Read the transcript from today's video devotional.
Today's Verse of the Day is from a famous chapter in the Bible, one of the most famous chapters in the Bible. Paul, here, has been describing love for 12 verses now. What you reach here in the text is sort of the summit of what he's been saying. He says: "Love—here's the deal. It never gives up. Never loses faith. Is always hopeful and endures through every circumstance."
What Love Does
The ESV version compresses it even more and comes across even more powerful, I think, when it says: "Love bears all things, believes all things, hopes all things, endures all things."
Now you can hear it. This is not describing how love feels. This is all describing what love does. Love bears. That means it carries weight. It absorbs pain. It does not collapse under pressure. Love also believes—it believes the best about others. It doesn't assume the worst about people. Love hopes. That is, even when the evidence is thin, love hopes. Love imagines rightly a future where God is, where God has a plan, and where God is working.
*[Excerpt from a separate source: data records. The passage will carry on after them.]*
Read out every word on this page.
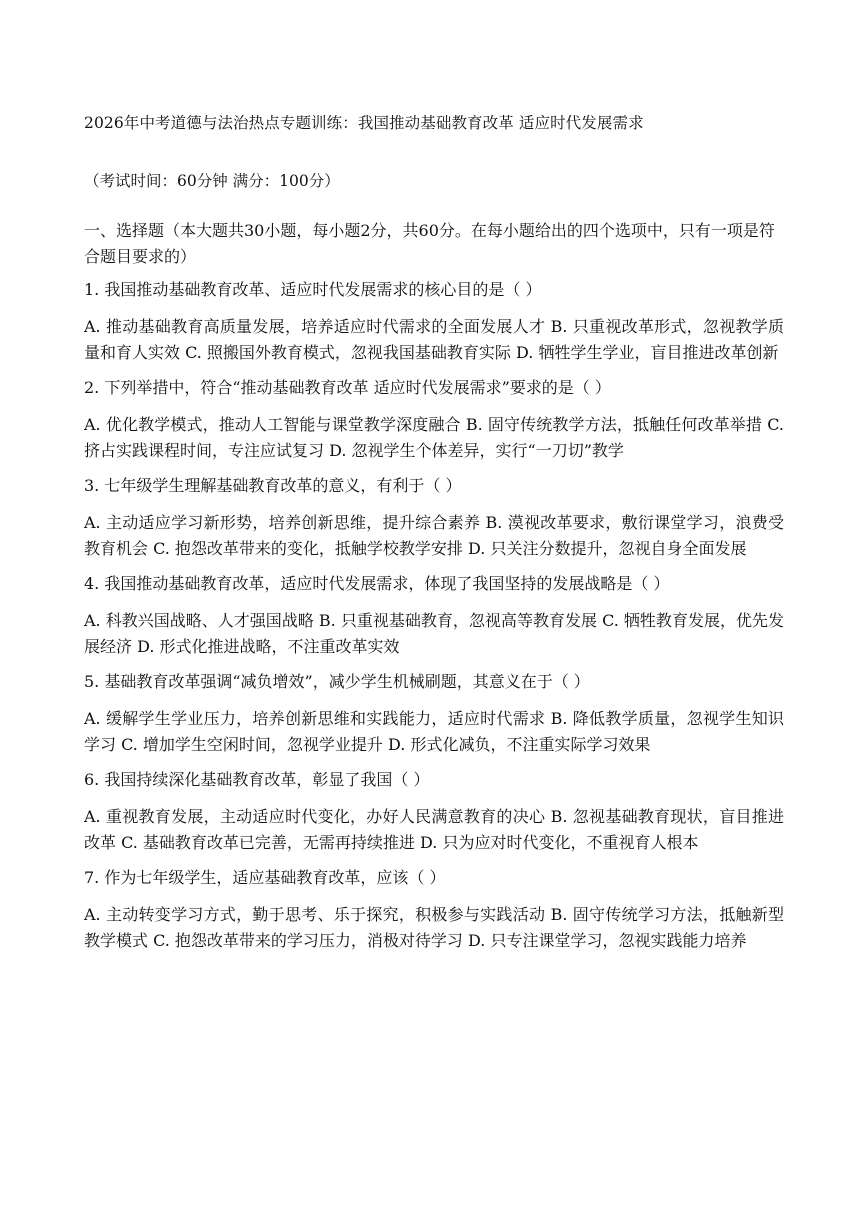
2026年中考道德与法治热点专题训练：我国推动基础教育改革 适应时代发展需求
（考试时间：60分钟 满分：100分）
一、选择题（本大题共30小题，每小题2分，共60分。在每小题给出的四个选项中，只有一项是符合题目要求的）
1. 我国推动基础教育改革、适应时代发展需求的核心目的是（ ）
A. 推动基础教育高质量发展，培养适应时代需求的全面发展人才 B. 只重视改革形式，忽视教学质量和育人实效 C. 照搬国外教育模式，忽视我国基础教育实际 D. 牺牲学生学业，盲目推进改革创新
2. 下列举措中，符合“推动基础教育改革 适应时代发展需求”要求的是（ ）
A. 优化教学模式，推动人工智能与课堂教学深度融合 B. 固守传统教学方法，抵触任何改革举措 C. 挤占实践课程时间，专注应试复习 D. 忽视学生个体差异，实行“一刀切”教学
3. 七年级学生理解基础教育改革的意义，有利于（ ）
A. 主动适应学习新形势，培养创新思维，提升综合素养 B. 漠视改革要求，敷衍课堂学习，浪费受教育机会 C. 抱怨改革带来的变化，抵触学校教学安排 D. 只关注分数提升，忽视自身全面发展
4. 我国推动基础教育改革，适应时代发展需求，体现了我国坚持的发展战略是（ ）
A. 科教兴国战略、人才强国战略 B. 只重视基础教育，忽视高等教育发展 C. 牺牲教育发展，优先发展经济 D. 形式化推进战略，不注重改革实效
5. 基础教育改革强调“减负增效”，减少学生机械刷题，其意义在于（ ）
A. 缓解学生学业压力，培养创新思维和实践能力，适应时代需求 B. 降低教学质量，忽视学生知识学习 C. 增加学生空闲时间，忽视学业提升 D. 形式化减负，不注重实际学习效果
6. 我国持续深化基础教育改革，彰显了我国（ ）
A. 重视教育发展，主动适应时代变化，办好人民满意教育的决心 B. 忽视基础教育现状，盲目推进改革 C. 基础教育改革已完善，无需再持续推进 D. 只为应对时代变化，不重视育人根本
7. 作为七年级学生，适应基础教育改革，应该（ ）
A. 主动转变学习方式，勤于思考、乐于探究，积极参与实践活动 B. 固守传统学习方法，抵触新型教学模式 C. 抱怨改革带来的学习压力，消极对待学习 D. 只专注课堂学习，忽视实践能力培养
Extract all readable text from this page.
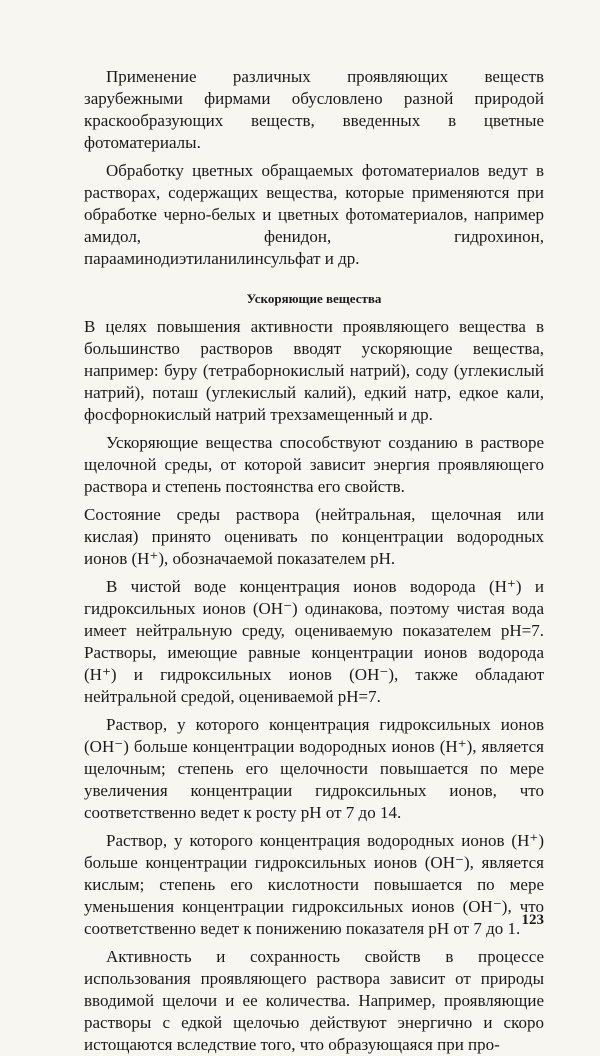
Применение различных проявляющих веществ зарубежными фирмами обусловлено разной природой краскообразующих веществ, введенных в цветные фотоматериалы.

Обработку цветных обращаемых фотоматериалов ведут в растворах, содержащих вещества, которые применяются при обработке черно-белых и цветных фотоматериалов, например амидол, фенидон, гидрохинон, парааминодиэтиланилинсульфат и др.

Ускоряющие вещества

В целях повышения активности проявляющего вещества в большинство растворов вводят ускоряющие вещества, например: буру (тетраборнокислый натрий), соду (углекислый натрий), поташ (углекислый калий), едкий натр, едкое кали, фосфорнокислый натрий трехзамещенный и др.

Ускоряющие вещества способствуют созданию в растворе щелочной среды, от которой зависит энергия проявляющего раствора и степень постоянства его свойств.

Состояние среды раствора (нейтральная, щелочная или кислая) принято оценивать по концентрации водородных ионов (H⁺), обозначаемой показателем pH.

В чистой воде концентрация ионов водорода (H⁺) и гидроксильных ионов (OH⁻) одинакова, поэтому чистая вода имеет нейтральную среду, оцениваемую показателем pH=7. Растворы, имеющие равные концентрации ионов водорода (H⁺) и гидроксильных ионов (OH⁻), также обладают нейтральной средой, оцениваемой pH=7.

Раствор, у которого концентрация гидроксильных ионов (OH⁻) больше концентрации водородных ионов (H⁺), является щелочным; степень его щелочности повышается по мере увеличения концентрации гидроксильных ионов, что соответственно ведет к росту pH от 7 до 14.

Раствор, у которого концентрация водородных ионов (H⁺) больше концентрации гидроксильных ионов (OH⁻), является кислым; степень его кислотности повышается по мере уменьшения концентрации гидроксильных ионов (OH⁻), что соответственно ведет к понижению показателя pH от 7 до 1.

Активность и сохранность свойств в процессе использования проявляющего раствора зависит от природы вводимой щелочи и ее количества. Например, проявляющие растворы с едкой щелочью действуют энергично и скоро истощаются вследствие того, что образующаяся при про-

123
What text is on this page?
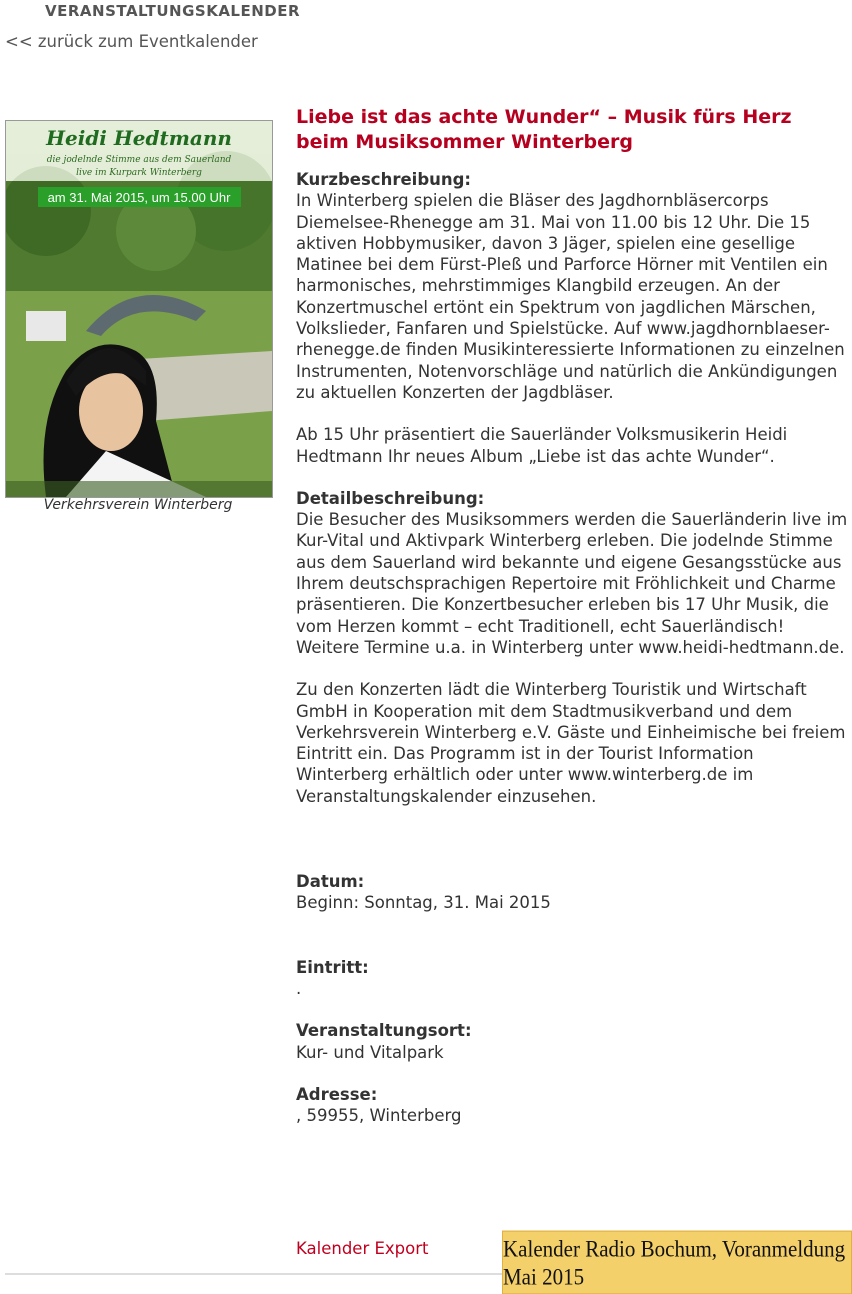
VERANSTALTUNGSKALENDER
<< zurück zum Eventkalender
Heidi Hedtmann
die jodelnde Stimme aus dem Sauerland
live im Kurpark Winterberg
am 31. Mai 2015, um 15.00 Uhr
Verkehrsverein Winterberg
Liebe ist das achte Wunder“ – Musik fürs Herz beim Musiksommer Winterberg
Kurzbeschreibung:

In Winterberg spielen die Bläser des Jagdhornbläsercorps Diemelsee-Rhenegge am 31. Mai von 11.00 bis 12 Uhr. Die 15 aktiven Hobbymusiker, davon 3 Jäger, spielen eine gesellige Matinee bei dem Fürst-Pleß und Parforce Hörner mit Ventilen ein harmonisches, mehrstimmiges Klangbild erzeugen. An der Konzertmuschel ertönt ein Spektrum von jagdlichen Märschen, Volkslieder, Fanfaren und Spielstücke. Auf www.jagdhornblaeser-rhenegge.de finden Musikinteressierte Informationen zu einzelnen Instrumenten, Notenvorschläge und natürlich die Ankündigungen zu aktuellen Konzerten der Jagdbläser.

Ab 15 Uhr präsentiert die Sauerländer Volksmusikerin Heidi Hedtmann Ihr neues Album „Liebe ist das achte Wunder“.

Detailbeschreibung:

Die Besucher des Musiksommers werden die Sauerländerin live im Kur-Vital und Aktivpark Winterberg erleben. Die jodelnde Stimme aus dem Sauerland wird bekannte und eigene Gesangsstücke aus Ihrem deutschsprachigen Repertoire mit Fröhlichkeit und Charme präsentieren. Die Konzertbesucher erleben bis 17 Uhr Musik, die vom Herzen kommt – echt Traditionell, echt Sauerländisch! Weitere Termine u.a. in Winterberg unter www.heidi-hedtmann.de.

Zu den Konzerten lädt die Winterberg Touristik und Wirtschaft GmbH in Kooperation mit dem Stadtmusikverband und dem Verkehrsverein Winterberg e.V. Gäste und Einheimische bei freiem Eintritt ein. Das Programm ist in der Tourist Information Winterberg erhältlich oder unter www.winterberg.de im Veranstaltungskalender einzusehen.

Datum:
Beginn: Sonntag, 31. Mai 2015
Eintritt:
.
Veranstaltungsort:
Kur- und Vitalpark
Adresse:
, 59955, Winterberg
Kalender Export	Kalender Radio Bochum, Voranmeldung Mai 2015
Bears, believes, hopes, and love endures. That is, real love is going to outlast difficulty. It's going to outlast disappointment. It's even going to outlast betrayal.
Love Covers All Injuries
Listen to this description by Charles Spurgeon. He said: "Love covers all injuries. That is, when you've been offended by someone, when you've been hurt by someone, love covers all injuries by being silent about them and acting as if they had never been."
That is a striking thing to say, and I think it captures what Paul is saying here. That is, love does not look to take offense. Love does not broadcast every grievance. It doesn't weaponize every hurt. It carries it. It even covers it. It even protects the dignity of the other person, even at times the offender.
The Love Jesus Demonstrated
This is the kind of love that Jesus clearly demonstrated. He bore our sin. He endured suffering on the cross on our behalf. He calls us to show this love to one another. We're told elsewhere to be imitators of God as dearly loved children. That is not just some sentimental feeling. It is a costly commitment that we make to those we love.
A Marriage Example
Think of a marriage where two people, a husband and wife, are called to love one another. They're called to exercise 1 Corinthians chapter 13. Imagine that one of them—the husband or wife—develops a chronic illness that's terminal. That does not mean that the healthy spouse gets to walk away from them. If they love, they would never.
What does the other spouse do? They bear with it. They bear with the medical appointments. They bear with the changed plans. They bear with the suffering. They bear with the disappearing dreams. And they do all of that without keeping any kind of score. That is love bearing all things. That is love hoping all things, believing all things, and enduring all things. That is what Paul is talking about.
Who Do You Need to Love This Way?
Who in your life today do you need to love this way? The kind of love that doesn't give up, that doesn't assume the worst, that doesn't lose hope, the kind of love that refuses to quit and endures? That's not natural love. That is supernatural. It is exactly what the Holy Spirit produces in those who belong to Christ.